According to the researchers, the problem is a lack of political will. And this is despite a significant increase in temporary migration in recent years—particularly in Quebec, which now has around 600,000 non-permanent residents, compared to 420,000 the year before.
“We’re still stuck in this idea that these people are just here temporarily. They’re not here to stay. But the reality on the ground says otherwise. Even the Canadian government itself tells us that the vast majority of people with permanent residency today once had temporary status,” says Nakache.

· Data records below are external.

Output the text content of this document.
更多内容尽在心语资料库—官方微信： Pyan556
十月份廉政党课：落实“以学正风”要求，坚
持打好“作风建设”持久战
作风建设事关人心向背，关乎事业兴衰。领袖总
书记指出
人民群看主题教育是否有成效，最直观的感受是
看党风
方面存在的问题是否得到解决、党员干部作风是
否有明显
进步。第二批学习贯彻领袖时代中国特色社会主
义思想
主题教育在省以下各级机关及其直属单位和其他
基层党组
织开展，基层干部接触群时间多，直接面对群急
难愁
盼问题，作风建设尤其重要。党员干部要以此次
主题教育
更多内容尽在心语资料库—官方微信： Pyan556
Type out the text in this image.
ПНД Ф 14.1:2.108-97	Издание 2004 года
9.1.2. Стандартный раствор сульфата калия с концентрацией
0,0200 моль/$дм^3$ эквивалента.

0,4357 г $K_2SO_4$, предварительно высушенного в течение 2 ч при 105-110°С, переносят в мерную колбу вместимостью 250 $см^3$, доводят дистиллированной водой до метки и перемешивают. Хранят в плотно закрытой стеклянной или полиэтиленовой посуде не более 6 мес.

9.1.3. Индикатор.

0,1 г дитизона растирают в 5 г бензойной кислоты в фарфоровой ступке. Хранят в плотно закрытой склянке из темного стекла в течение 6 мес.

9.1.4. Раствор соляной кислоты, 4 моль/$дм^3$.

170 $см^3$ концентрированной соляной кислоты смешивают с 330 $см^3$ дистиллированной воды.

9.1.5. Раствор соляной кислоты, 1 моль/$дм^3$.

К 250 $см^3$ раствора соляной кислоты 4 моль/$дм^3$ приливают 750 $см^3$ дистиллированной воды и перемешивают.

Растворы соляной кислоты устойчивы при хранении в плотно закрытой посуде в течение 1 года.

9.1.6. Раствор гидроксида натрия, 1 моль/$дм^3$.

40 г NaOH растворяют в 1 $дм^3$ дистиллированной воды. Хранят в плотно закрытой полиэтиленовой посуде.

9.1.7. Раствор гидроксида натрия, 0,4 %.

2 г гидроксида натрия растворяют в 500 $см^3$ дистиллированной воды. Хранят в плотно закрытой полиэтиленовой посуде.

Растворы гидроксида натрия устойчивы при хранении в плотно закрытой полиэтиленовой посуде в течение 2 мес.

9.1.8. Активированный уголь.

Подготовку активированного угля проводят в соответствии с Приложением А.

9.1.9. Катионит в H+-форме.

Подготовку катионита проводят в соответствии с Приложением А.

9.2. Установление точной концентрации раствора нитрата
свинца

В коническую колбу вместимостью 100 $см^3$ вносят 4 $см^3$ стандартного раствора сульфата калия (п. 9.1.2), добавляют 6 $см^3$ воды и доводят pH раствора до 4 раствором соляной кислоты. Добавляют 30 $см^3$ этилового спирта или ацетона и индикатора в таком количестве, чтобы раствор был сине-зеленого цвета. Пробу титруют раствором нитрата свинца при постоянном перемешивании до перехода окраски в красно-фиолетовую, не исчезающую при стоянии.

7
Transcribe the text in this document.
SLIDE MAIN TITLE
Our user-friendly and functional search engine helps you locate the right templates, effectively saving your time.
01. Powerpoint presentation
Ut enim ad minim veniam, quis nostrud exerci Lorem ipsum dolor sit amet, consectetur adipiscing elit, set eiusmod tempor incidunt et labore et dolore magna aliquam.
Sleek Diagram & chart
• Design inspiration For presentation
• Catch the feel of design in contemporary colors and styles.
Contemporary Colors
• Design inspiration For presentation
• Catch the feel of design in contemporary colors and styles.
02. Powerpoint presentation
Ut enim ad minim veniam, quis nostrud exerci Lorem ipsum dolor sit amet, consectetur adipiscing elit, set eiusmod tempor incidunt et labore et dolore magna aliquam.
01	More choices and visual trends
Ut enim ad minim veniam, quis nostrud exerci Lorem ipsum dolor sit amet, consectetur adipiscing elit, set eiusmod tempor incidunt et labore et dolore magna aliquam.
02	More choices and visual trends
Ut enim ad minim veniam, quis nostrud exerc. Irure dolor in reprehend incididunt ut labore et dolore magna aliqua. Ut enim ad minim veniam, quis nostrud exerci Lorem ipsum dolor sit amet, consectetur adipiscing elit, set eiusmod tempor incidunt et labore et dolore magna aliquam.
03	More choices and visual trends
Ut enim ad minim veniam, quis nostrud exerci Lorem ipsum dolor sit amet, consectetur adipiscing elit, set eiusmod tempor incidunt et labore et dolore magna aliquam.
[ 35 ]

The federal government had announced a regularization program for undocumented immigrants in 2024, but later scrapped it. According to Bonenfant, “That program would’ve helped thousands of people already living here, working here, with their families here.”
At the same time, the province is planning cuts and a freeze on permanent immigration programs for people already on Quebec soil. “Quebec’s immigration targets are really low. The proposed numbers are 25,000, 35,000, maybe 45,000 people a year,” notes Jannard.
Failing to help those already on the ground, Nakache believes, only creates more precarity and more irregularity. “And for those who do eventually manage to regularize their status, after years of hardship, it breeds frustration and disillusionment.”
A deep frustration Maria has been working through in therapy for the past four years. “If you’d met me six months ago, I wouldn’t have been able to tell you any of this,” she admits. Now, her thoughts are with the next generation of immigrants, and those they’ll meet along the way.
“I want to raise awareness among professionals in institutions and nonprofit organizations, so they understand they’re dealing with people, not just numbers,” she concludes.